Luxembourg’s reliance on cross-border workers to fulfil staffing levels in its public health system has long been acknowledged. More than two-thirds of the Grand Duchy’s nursing workforce come from outside Luxembourg.

“The Federation of Luxembourg Hospitals has already sounded the alarm, explaining that by 2030, Luxembourg will be short of 3,800 nurses,” according to Marie Friedel, professor of nursing at the University of Luxembourg.

This makes Greater Region cooperation in the health service field essential, and not only for Luxembourg.

A meeting of healthcare professionals and service providers from across the region in Arlon on Wednesday saw the official launch of two cross-border health initiatives funded under the auspices of the EU’s Interreg VI Greater Region programme. The conference announced its ambitious objective to “make the Greater Region a model in the European Union for cross-border health cooperation”.

Two initiatives

The REMOCOSAN (REgion MOdèle en COopération SANitaire) project aims to guarantee access to quality care close to where patients live, by establishing the legal framework for cross-border health cooperation, and to develop the provision of therapeutic patient education and palliative care.

“We have been able to bring together some 39 operators and have secured a substantial budget of €5 million to carry out this project, which will take us through to 2028,” said Benoît Pétré, professor at the University of Liège.

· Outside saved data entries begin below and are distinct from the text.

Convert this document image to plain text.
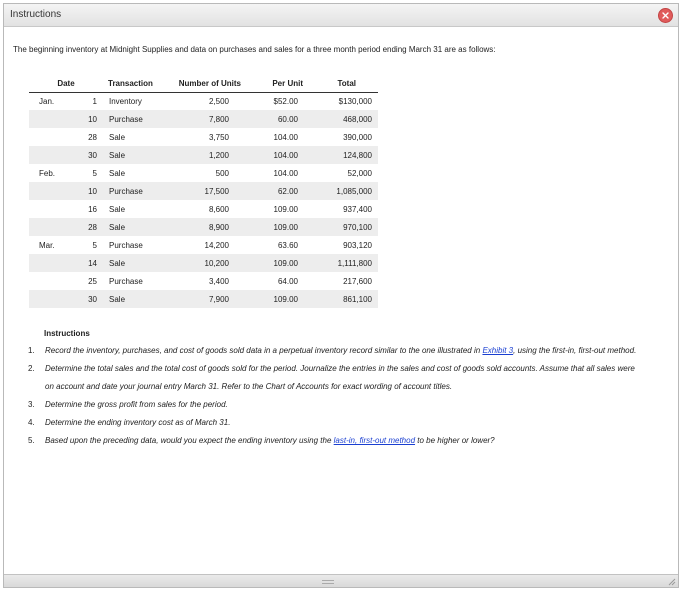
Instructions
The beginning inventory at Midnight Supplies and data on purchases and sales for a three month period ending March 31 are as follows:
Date		Transaction	Number of Units	Per Unit	Total
Jan.	1	Inventory	2,500	$52.00	$130,000
	10	Purchase	7,800	60.00	468,000
	28	Sale	3,750	104.00	390,000
	30	Sale	1,200	104.00	124,800
Feb.	5	Sale	500	104.00	52,000
	10	Purchase	17,500	62.00	1,085,000
	16	Sale	8,600	109.00	937,400
	28	Sale	8,900	109.00	970,100
Mar.	5	Purchase	14,200	63.60	903,120
	14	Sale	10,200	109.00	1,111,800
	25	Purchase	3,400	64.00	217,600
	30	Sale	7,900	109.00	861,100
Instructions
1. Record the inventory, purchases, and cost of goods sold data in a perpetual inventory record similar to the one illustrated in Exhibit 3, using the first-in, first-out method.
2. Determine the total sales and the total cost of goods sold for the period. Journalize the entries in the sales and cost of goods sold accounts. Assume that all sales were on account and date your journal entry March 31. Refer to the Chart of Accounts for exact wording of account titles.
3. Determine the gross profit from sales for the period.
4. Determine the ending inventory cost as of March 31.
5. Based upon the preceding data, would you expect the ending inventory using the last-in, first-out method to be higher or lower?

The second project, called WALUXSANTE, will implement a 2023 framework agreement between Belgium and Luxembourg. It will focus primarily on cooperation between Walloon and Luxembourg border municipalities. In the first phase, a detailed health and social profile of the border area will be drawn up.

Strengthen cooperation between hospitals

There are also plans to strengthen cooperation between hospitals in different areas. Henri Lewalle, coordinator of the European Observatory for Cross-Border Health, highlighted the good examples that already exist, such as the cooperation between the Belgian hospital in Arlon and Mont-Saint-Martin in France, where medical first responders can intervene on either side of the border.

“But to put recommendations and solutions in place, we’re going to have to get to know each other better on the Walloon and Luxembourg sides,” Lewalle said.

Despite these examples of existing Greater Region health cooperation, there are still plenty of gaps. There are no framework agreements between Germany and Luxembourg, for example.

A number of projects and ideas that have been on the drawing board for a number of years are still waiting to be put into practice.

Key players in the Greater Region’s healthcare sector met with Walloon health minister Yves Coppieters © Photo credit: Mélodie Mouzon

The conference recognised that the Covid-19 pandemic had been a “laboratory” for putting cross-border health cooperation into practice in the Greater Region.

“It was very effective during the health crisis, particularly in terms of inter-hospital transfers of patients,” confirmed Yves Coppieters, the Walloon health minister and one of Belgium’s Covid experts during the pandemic.

Nursing shortage a cause for concern

The shortage of nurses also needs to be urgently addressed, the conference agreed. This will require making nursing studies more attractive. “We need to invest massively, as the Luxembourg government is doing, in professional academic training, which combines the technical, cognitive and emotional skills that are so necessary today,” Friedel said.

Marie Friedel wants to broaden the scope of nursing skills and improve nurses’ well-being © Photo credit: Uni.lu

She explained that the scope of nursing skills has expanded over the years. “When patients are asked what they remember about their stay in hospital, it is very often the empathy and kindness of the nurses that are cited,” Friedel explained. But she said that the authorities “need to pull out all the stops” to attract future nurses, because the shortages are a real public health issue. “We often talk about the environment and global warming, but this issue must also be a priority,” Friedel said.

Improving the well-being of nursing staff

Priority must also be given to the well-being of nursing staff. This includes improving the working conditions of the profession, 80% of whom are women. But it also means making remuneration more attractive in the countries bordering the Grand Duchy. “Luxembourg is the European country that pays its nurses the best. It should stay that way. We should be delighted that, in Luxembourg, trainees on professional courses now receive compensation when they go on placement,” Friedel said.

Well-being also requires support for professionals starting out in the cross-border area, in the form of mentoring, for example. “When you consider that in Luxembourg, a certain number of nurses leave the profession after just four years, you can understand the need for support,” the professor explained.

One project provides for exchanges between teachers and students of nursing and nursing science at the University of Luxembourg and the Haute Ecole Robert Schuman, in the Belgian province of Luxembourg.

Luxembourg on the sidelines

The project to set up an Interregional Health Observatory for the Greater Region, submitted last week by Wallonia in Belgium and Rhineland-Palatinate in Germany, was also presented Wednesday.

A number of attendees bemoaned the fact that Luxembourg had not responded to this project, despite being sent several reminders. Some said that this somewhat undermined the much-vaunted cooperation of the other projects presented at the Arlon conference.